Die Vogelgrippe-Kommission setzt viel Hoffnung in die Aufklärung. "Wir müssen die Menschen einbeziehen, weil neue Infektionen verhindert werden können, wenn sie aufmerksam sind und ihr Verhalten ändern", sagte Krishnamurthi. Auf dem Gebiet ist das Rote Kreuz aktiv. Es hat Poster entwickelt, die an Gemeindezentren ausgehängt werden, und schult Ortskräfte. "Die Aufklärung und die Vorbereitung auf den Ernstfall laufen gut", berichtet Müller.
Der Ernstfall, das wäre eine verheerenden Pandemie durch ein mutiertes Vogelgrippevirus, mit enormen Opferzahlen. Die Entwicklung eines Impfstoffs für Menschen ist schwierig, weil die Erreger sich ständig verändern und niemand weiß, wie ein Pandemievirus einmal aussehen könnte. Noch gibt es keine Anzeichen, dass die Vogelgrippe leicht von Mensch zu Mensch übertragen wird. Wenn das passiert, beginnt ein Wettlauf mit der Zeit: Mit dem mutierten Virus müsste ein Impfstoff entwickelt werden. Das benötigt nach WHO-Angaben 28 bis 50 Wochen - im Zeitalter des globalen Flugverkehrs dürfte das für Millionen Menschen zu lange dauern.
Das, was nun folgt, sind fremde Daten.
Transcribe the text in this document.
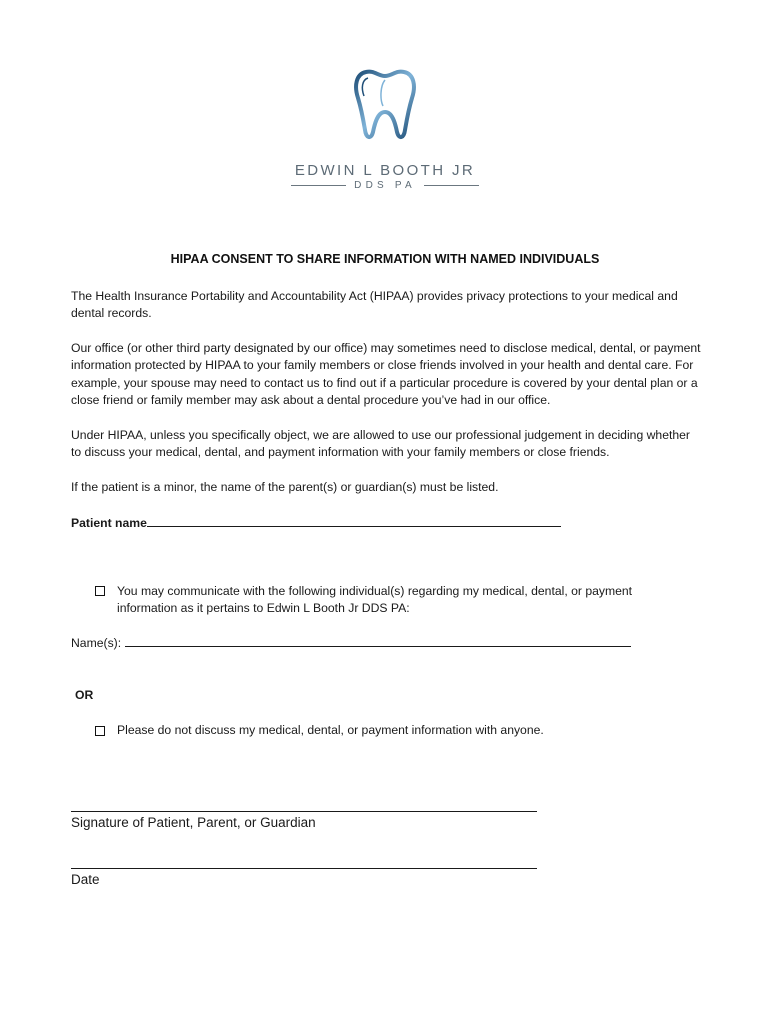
EDWIN L BOOTH JR
DDS PA
HIPAA CONSENT TO SHARE INFORMATION WITH NAMED INDIVIDUALS
The Health Insurance Portability and Accountability Act (HIPAA) provides privacy protections to your medical and dental records.
Our office (or other third party designated by our office) may sometimes need to disclose medical, dental, or payment information protected by HIPAA to your family members or close friends involved in your health and dental care. For example, your spouse may need to contact us to find out if a particular procedure is covered by your dental plan or a close friend or family member may ask about a dental procedure you’ve had in our office.
Under HIPAA, unless you specifically object, we are allowed to use our professional judgement in deciding whether to discuss your medical, dental, and payment information with your family members or close friends.
If the patient is a minor, the name of the parent(s) or guardian(s) must be listed.
Patient name
You may communicate with the following individual(s) regarding my medical, dental, or payment information as it pertains to Edwin L Booth Jr DDS PA:
Name(s):
OR
Please do not discuss my medical, dental, or payment information with anyone.
Signature of Patient, Parent, or Guardian
Date
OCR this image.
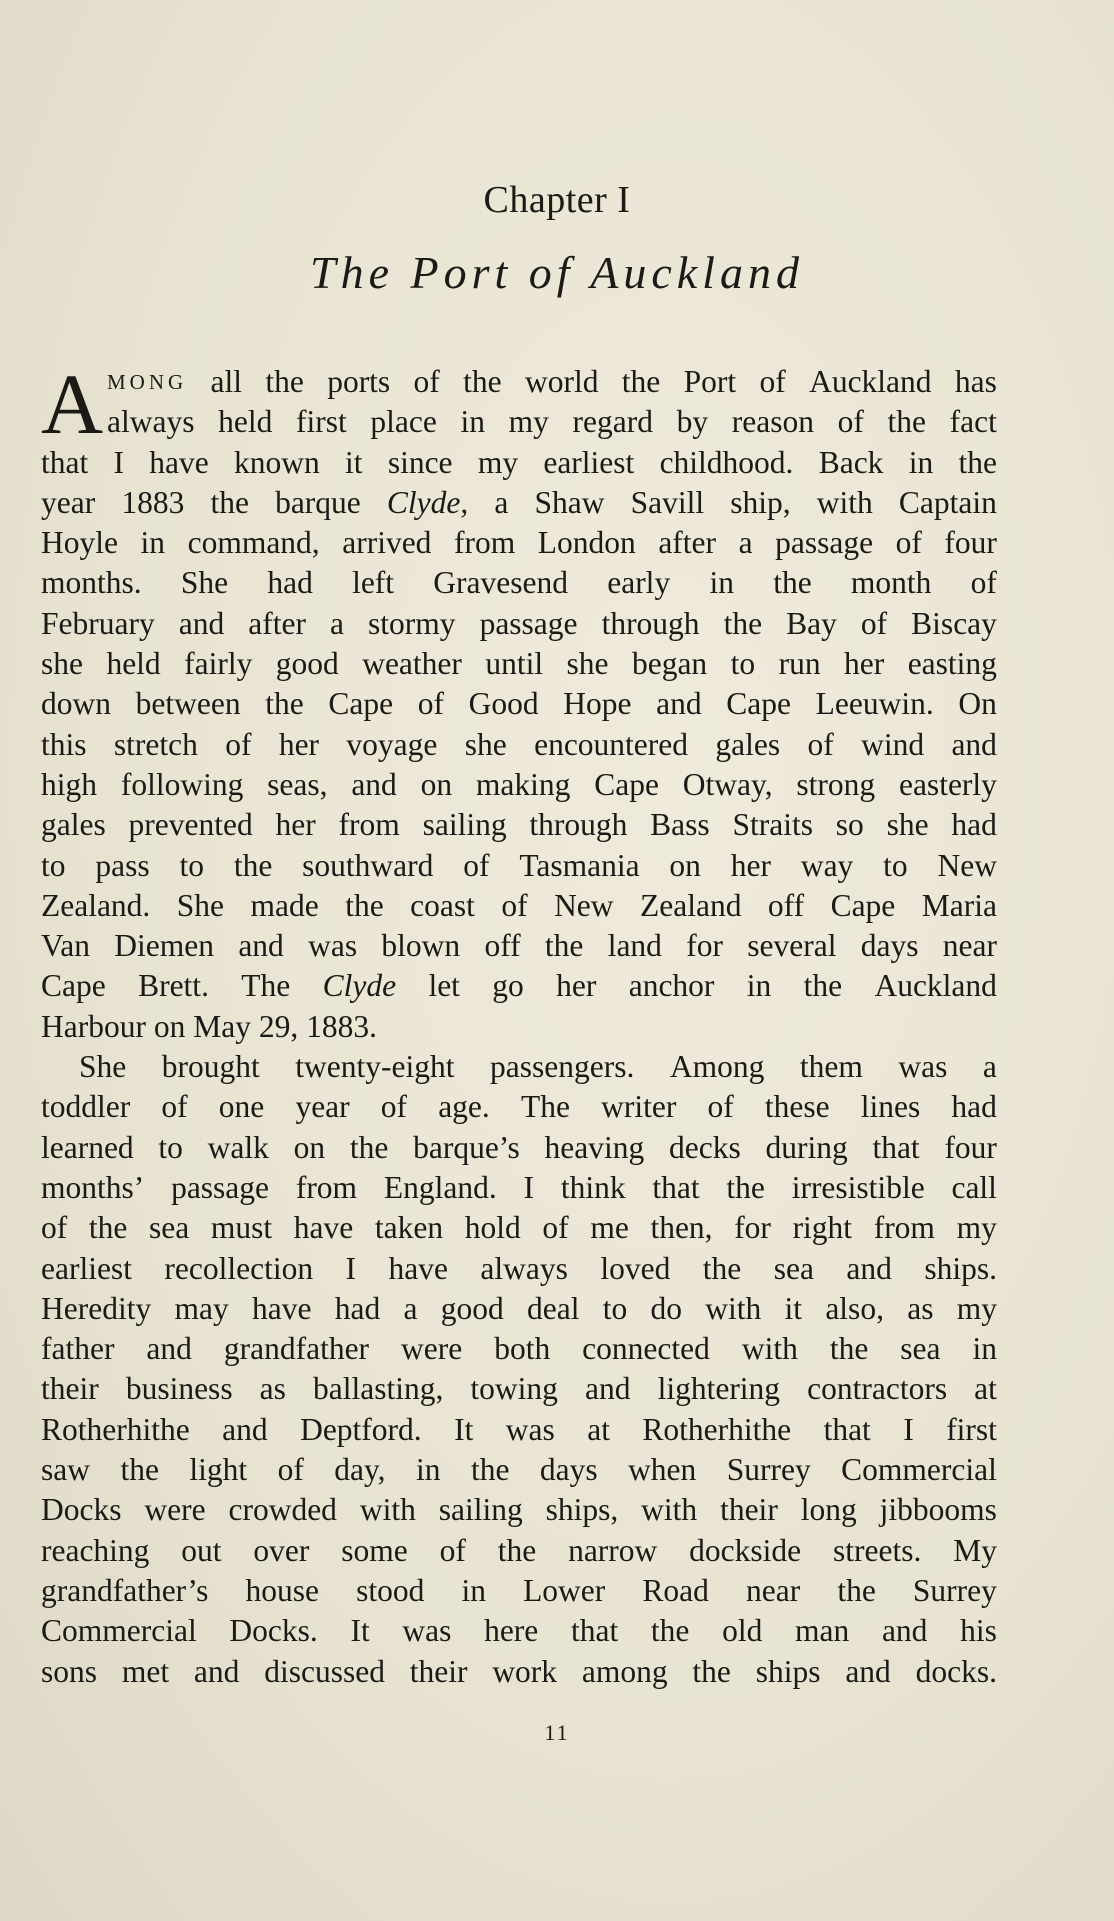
Chapter I
The Port of Auckland
A MONG all the ports of the world the Port of Auckland has
always held first place in my regard by reason of the fact
that I have known it since my earliest childhood. Back in the
year 1883 the barque Clyde, a Shaw Savill ship, with Captain
Hoyle in command, arrived from London after a passage of four
months. She had left Gravesend early in the month of
February and after a stormy passage through the Bay of Biscay
she held fairly good weather until she began to run her easting
down between the Cape of Good Hope and Cape Leeuwin. On
this stretch of her voyage she encountered gales of wind and
high following seas, and on making Cape Otway, strong easterly
gales prevented her from sailing through Bass Straits so she had
to pass to the southward of Tasmania on her way to New
Zealand. She made the coast of New Zealand off Cape Maria
Van Diemen and was blown off the land for several days near
Cape Brett. The Clyde let go her anchor in the Auckland
Harbour on May 29, 1883.
She brought twenty-eight passengers. Among them was a
toddler of one year of age. The writer of these lines had
learned to walk on the barque’s heaving decks during that four
months’ passage from England. I think that the irresistible call
of the sea must have taken hold of me then, for right from my
earliest recollection I have always loved the sea and ships.
Heredity may have had a good deal to do with it also, as my
father and grandfather were both connected with the sea in
their business as ballasting, towing and lightering contractors at
Rotherhithe and Deptford. It was at Rotherhithe that I first
saw the light of day, in the days when Surrey Commercial
Docks were crowded with sailing ships, with their long jibbooms
reaching out over some of the narrow dockside streets. My
grandfather’s house stood in Lower Road near the Surrey
Commercial Docks. It was here that the old man and his
sons met and discussed their work among the ships and docks.
11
Indonesien hat die Vorarbeiten für die Impfforschung nicht gerade erleichtert. Immer wieder hat es die Weitergabe von Virenproben verweigert, aus Protest dagegen, dass große Pharmakonzerne mit dem Material kommerzielle Impfstoffe entwickeln könnten, die dann für Indonesien unerschwinglich sind. "Der unfaire Zugang zu Impfstoffen macht die Ungleichheit zwischen Arm und Reich größer, und das ist noch gefährlicher als eine Pandemie", sagte die indonesische Gesundheitsministerin Siti Fadilah Supari der Zeitschrift "Time".